GOALI: Collaborative Research: Development of transferable force fields and Monte Carlo algorithms and application to phase and sorption equilibria
The development of sustainable processes in the chemical and biotechnology industries and of novel formulations in the personal care and detergent industries is of tremendous commercial and environmental importance. Molecular-level knowledge is essential for moving from trial-and-error based approaches to knowledge-driven design of these chemical processes and formulations. To this extent, accurate molecular models and efficient simulation algorithms will be developed by a collaborative team led by Siepmann, Eggimann, and Koenig to advance molecular simulation as a tool for high-fidelity property prediction and for providing molecular-level insights on phase and sorption equilibria.
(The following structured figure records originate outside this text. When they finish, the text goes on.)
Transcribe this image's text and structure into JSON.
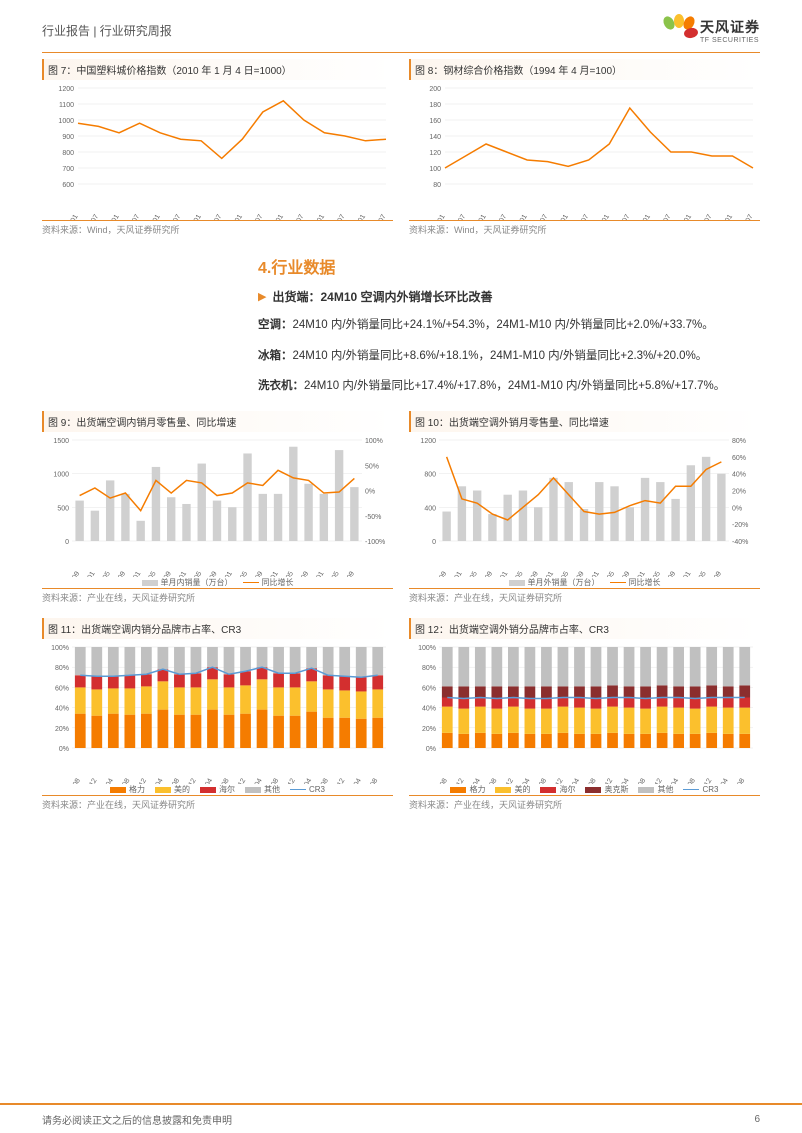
{
  "header": {
    "breadcrumb": "行业报告 | 行业研究周报"
  },
  "logo": {
    "cn": "天风证券",
    "en": "TF SECURITIES"
  },
  "chart7": {
    "title": "图 7：中国塑料城价格指数（2010 年 1 月 4 日=1000）",
    "source": "资料来源：Wind，天风证券研究所",
    "type": "line",
    "line_color": "#f57c00",
    "grid_color": "#e5e5e5",
    "ylim": [
      600,
      1200
    ],
    "ytick_step": 100,
    "xlabels": [
      "2017/01",
      "2017/07",
      "2018/01",
      "2018/07",
      "2019/01",
      "2019/07",
      "2020/01",
      "2020/07",
      "2021/01",
      "2021/07",
      "2022/01",
      "2022/07",
      "2023/01",
      "2023/07",
      "2024/01",
      "2024/07"
    ],
    "values": [
      980,
      960,
      920,
      980,
      920,
      880,
      870,
      760,
      880,
      1050,
      1120,
      1000,
      920,
      900,
      870,
      880
    ]
  },
  "chart8": {
    "title": "图 8：钢材综合价格指数（1994 年 4 月=100）",
    "source": "资料来源：Wind，天风证券研究所",
    "type": "line",
    "line_color": "#f57c00",
    "grid_color": "#e5e5e5",
    "ylim": [
      80,
      200
    ],
    "ytick_step": 20,
    "xlabels": [
      "2017/01",
      "2017/07",
      "2018/01",
      "2018/07",
      "2019/01",
      "2019/07",
      "2020/01",
      "2020/07",
      "2021/01",
      "2021/07",
      "2022/01",
      "2022/07",
      "2023/01",
      "2023/07",
      "2024/01",
      "2024/07"
    ],
    "values": [
      100,
      115,
      130,
      120,
      110,
      108,
      102,
      110,
      130,
      175,
      145,
      120,
      120,
      115,
      115,
      100
    ]
  },
  "section4": {
    "heading": "4.行业数据",
    "bullet": "出货端：24M10 空调内外销增长环比改善",
    "p1_label": "空调：",
    "p1": "24M10 内/外销量同比+24.1%/+54.3%，24M1-M10 内/外销量同比+2.0%/+33.7%。",
    "p2_label": "冰箱：",
    "p2": "24M10 内/外销量同比+8.6%/+18.1%，24M1-M10 内/外销量同比+2.3%/+20.0%。",
    "p3_label": "洗衣机：",
    "p3": "24M10 内/外销量同比+17.4%/+17.8%，24M1-M10 内/外销量同比+5.8%/+17.7%。"
  },
  "chart9": {
    "title": "图 9：出货端空调内销月零售量、同比增速",
    "source": "资料来源：产业在线，天风证券研究所",
    "type": "bar_line",
    "bar_color": "#d0d0d0",
    "line_color": "#f57c00",
    "yleft": [
      0,
      1500
    ],
    "yleft_step": 500,
    "yright": [
      -100,
      100
    ],
    "yright_step": 50,
    "xlabels": [
      "18/09",
      "19/01",
      "19/05",
      "19/09",
      "20/01",
      "20/05",
      "20/09",
      "21/01",
      "21/05",
      "21/09",
      "22/01",
      "22/05",
      "22/09",
      "23/01",
      "23/05",
      "23/09",
      "24/01",
      "24/05",
      "24/09"
    ],
    "bars": [
      600,
      450,
      900,
      700,
      300,
      1100,
      650,
      550,
      1150,
      600,
      500,
      1300,
      700,
      700,
      1400,
      850,
      700,
      1350,
      800
    ],
    "line": [
      -10,
      5,
      -15,
      -5,
      -40,
      20,
      -5,
      20,
      15,
      -10,
      -5,
      15,
      10,
      40,
      25,
      20,
      -5,
      -3,
      24
    ],
    "legend_bar": "单月内销量（万台）",
    "legend_line": "同比增长"
  },
  "chart10": {
    "title": "图 10：出货端空调外销月零售量、同比增速",
    "source": "资料来源：产业在线，天风证券研究所",
    "type": "bar_line",
    "bar_color": "#d0d0d0",
    "line_color": "#f57c00",
    "yleft": [
      0,
      1200
    ],
    "yleft_step": 400,
    "yright": [
      -40,
      80
    ],
    "yright_step": 20,
    "xlabels": [
      "18/09",
      "19/01",
      "19/05",
      "19/09",
      "20/01",
      "20/05",
      "20/09",
      "21/01",
      "21/05",
      "21/09",
      "22/01",
      "22/05",
      "22/09",
      "23/01",
      "23/05",
      "23/09",
      "24/01",
      "24/05",
      "24/09"
    ],
    "bars": [
      350,
      650,
      600,
      320,
      550,
      600,
      400,
      750,
      700,
      380,
      700,
      650,
      400,
      750,
      700,
      500,
      900,
      1000,
      800
    ],
    "line": [
      60,
      10,
      5,
      -8,
      -15,
      0,
      15,
      35,
      15,
      -5,
      -8,
      -6,
      2,
      8,
      5,
      25,
      25,
      45,
      54
    ],
    "legend_bar": "单月外销量（万台）",
    "legend_line": "同比增长"
  },
  "chart11": {
    "title": "图 11：出货端空调内销分品牌市占率、CR3",
    "source": "资料来源：产业在线，天风证券研究所",
    "type": "stacked_bar_line",
    "ylim": [
      0,
      100
    ],
    "ytick_step": 20,
    "xlabels": [
      "18/08",
      "18/12",
      "19/04",
      "19/08",
      "19/12",
      "20/04",
      "20/08",
      "20/12",
      "21/04",
      "21/08",
      "21/12",
      "22/04",
      "22/08",
      "22/12",
      "23/04",
      "23/08",
      "23/12",
      "24/04",
      "24/08"
    ],
    "series": {
      "geli": {
        "label": "格力",
        "color": "#f57c00",
        "values": [
          34,
          32,
          34,
          33,
          34,
          38,
          33,
          33,
          38,
          33,
          34,
          38,
          32,
          32,
          36,
          30,
          30,
          29,
          30
        ]
      },
      "meidi": {
        "label": "美的",
        "color": "#fbc02d",
        "values": [
          26,
          26,
          25,
          26,
          27,
          28,
          27,
          27,
          30,
          27,
          28,
          30,
          28,
          28,
          30,
          28,
          27,
          27,
          28
        ]
      },
      "haier": {
        "label": "海尔",
        "color": "#d32f2f",
        "values": [
          12,
          13,
          12,
          13,
          12,
          12,
          13,
          14,
          12,
          13,
          14,
          12,
          14,
          14,
          13,
          14,
          14,
          14,
          14
        ]
      },
      "other": {
        "label": "其他",
        "color": "#c0c0c0",
        "values": [
          28,
          29,
          29,
          28,
          27,
          22,
          27,
          26,
          20,
          27,
          24,
          20,
          26,
          26,
          21,
          28,
          29,
          30,
          28
        ]
      }
    },
    "cr3": {
      "label": "CR3",
      "color": "#5b9bd5",
      "values": [
        72,
        71,
        71,
        72,
        73,
        78,
        73,
        74,
        80,
        73,
        76,
        80,
        74,
        74,
        79,
        72,
        71,
        70,
        72
      ]
    }
  },
  "chart12": {
    "title": "图 12：出货端空调外销分品牌市占率、CR3",
    "source": "资料来源：产业在线，天风证券研究所",
    "type": "stacked_bar_line",
    "ylim": [
      0,
      100
    ],
    "ytick_step": 20,
    "xlabels": [
      "18/08",
      "18/12",
      "19/04",
      "19/08",
      "19/12",
      "20/04",
      "20/08",
      "20/12",
      "21/04",
      "21/08",
      "21/12",
      "22/04",
      "22/08",
      "22/12",
      "23/04",
      "23/08",
      "23/12",
      "24/04",
      "24/08"
    ],
    "series": {
      "geli": {
        "label": "格力",
        "color": "#f57c00",
        "values": [
          15,
          14,
          15,
          14,
          15,
          14,
          14,
          15,
          14,
          14,
          15,
          14,
          14,
          15,
          14,
          14,
          15,
          14,
          14
        ]
      },
      "meidi": {
        "label": "美的",
        "color": "#fbc02d",
        "values": [
          26,
          25,
          26,
          25,
          26,
          25,
          25,
          26,
          26,
          25,
          26,
          26,
          25,
          26,
          26,
          25,
          26,
          26,
          26
        ]
      },
      "haier": {
        "label": "海尔",
        "color": "#d32f2f",
        "values": [
          9,
          10,
          9,
          10,
          9,
          10,
          10,
          9,
          10,
          10,
          9,
          10,
          10,
          9,
          10,
          10,
          9,
          10,
          10
        ]
      },
      "aokesi": {
        "label": "奥克斯",
        "color": "#8b2e2e",
        "values": [
          11,
          12,
          11,
          12,
          11,
          12,
          12,
          11,
          11,
          12,
          12,
          11,
          12,
          12,
          11,
          12,
          12,
          11,
          12
        ]
      },
      "other": {
        "label": "其他",
        "color": "#c0c0c0",
        "values": [
          39,
          39,
          39,
          39,
          39,
          39,
          39,
          39,
          39,
          39,
          38,
          39,
          39,
          38,
          39,
          39,
          38,
          39,
          38
        ]
      }
    },
    "cr3": {
      "label": "CR3",
      "color": "#5b9bd5",
      "values": [
        50,
        49,
        50,
        49,
        50,
        49,
        49,
        50,
        50,
        49,
        50,
        50,
        49,
        50,
        50,
        49,
        50,
        50,
        50
      ]
    }
  },
  "footer": {
    "disclaimer": "请务必阅读正文之后的信息披露和免责申明",
    "page": "6"
  }
}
Specific applications relevant for biofuel production and detergent formulations will be addressed.
Intellectual Merit:
Model Development. The TraPPE (transferable potentials for phase equilibria) family of force fields will be extended at multiple levels of resolution. TraPPECG (coarse-grain) will include polymers, asphaltenes, and water; TraPPE?UA (united-atom) will add siloxane and vinyl chloride polymers; TraPPEEH (explicit-hydrogen) will address environmental pollutants and fermentation inhibitors. The range of systems and processes amenable to predictive simulations will be enlarged through the parameterization of TraPPE salt for inorganic ions and TraPPE zeo for porous zeolite frameworks. A web interface will be designed to increase the accessibility of the TraPPE force fields for other research groups. Algorithm Development. Novel Monte Carlo algorithms will be developed that can improve the sampling of phase transfers (e.g., in liquid-liquid equilibria and sorption isotherms from solution phases) and spatial distributions in microheterogeneous fluids (e.g,, surfactant systems). Applications. Molecular simulations using the TraPPE force fields will be employed as an engineering tool to predict thermophysical properties of a variety of complex systems, thereby adding to the available experimental database. The simulations will provide a wealth of microscopic-level insight into how molecular architecture and composition determine macroscopic phenomena. Specifically, simulations will be carried out to investigate (i) the solvent-based extraction of ethanol from fermentation broths, ii) the sorption isotherms of oxygenates and fermentation inhibitors from aqueous solution, (iii) the adsorption of surfactants at interfaces and to polyelectrolytes, (iv) the capacity limit of organics in micellar surfactants, and (v) the phase coexistence in mixed surfactant bilayers.
Broader Impacts:
Integration of Research and Education. Because the excitement of discovery is a significant motivating factor in student learning, computational exercises and topical results from molecular simulation research are routinely integrated by Siepmann and Eggimann in their classroom teaching (spanning from of a freshman seminar on the material world to graduate-level statistical mechanics). Hands-on science classroom for third graders have been taught by Siepmann and a full day of activities centered around computational chemistry is organized for UMN's Exploring Careers in Engineering and Physical Sciences Program. An active undergraduate research program is leveraged by Eggimann to promote general scientific literacy and research-as-teaching pedagogies. Development of Human Resources. This university industry partnership uniquely advances the education and training of the graduate students and postdoctoral associates by allowing for extensive interactions with industrial chemists and experience with real-world surfactant applications. Additionally, this project will foster the participation of undergraduate and high school students, with special efforts made to recruit these students from traditionally underrepresented groups. Impact on Science and Engineering Infrastructure. The microscopic-level understanding afforded by the proposed computational investigations will be highly beneficial for the design of improved separation processes for biofuels and surfactant systems. The computing infrastructure is advanced by the development of the TraPPE force fields, the associated cybertool, and the MCCCS (Monte Carlo for Complex Chemical Systems) molecular simulation package, which are freely distributed.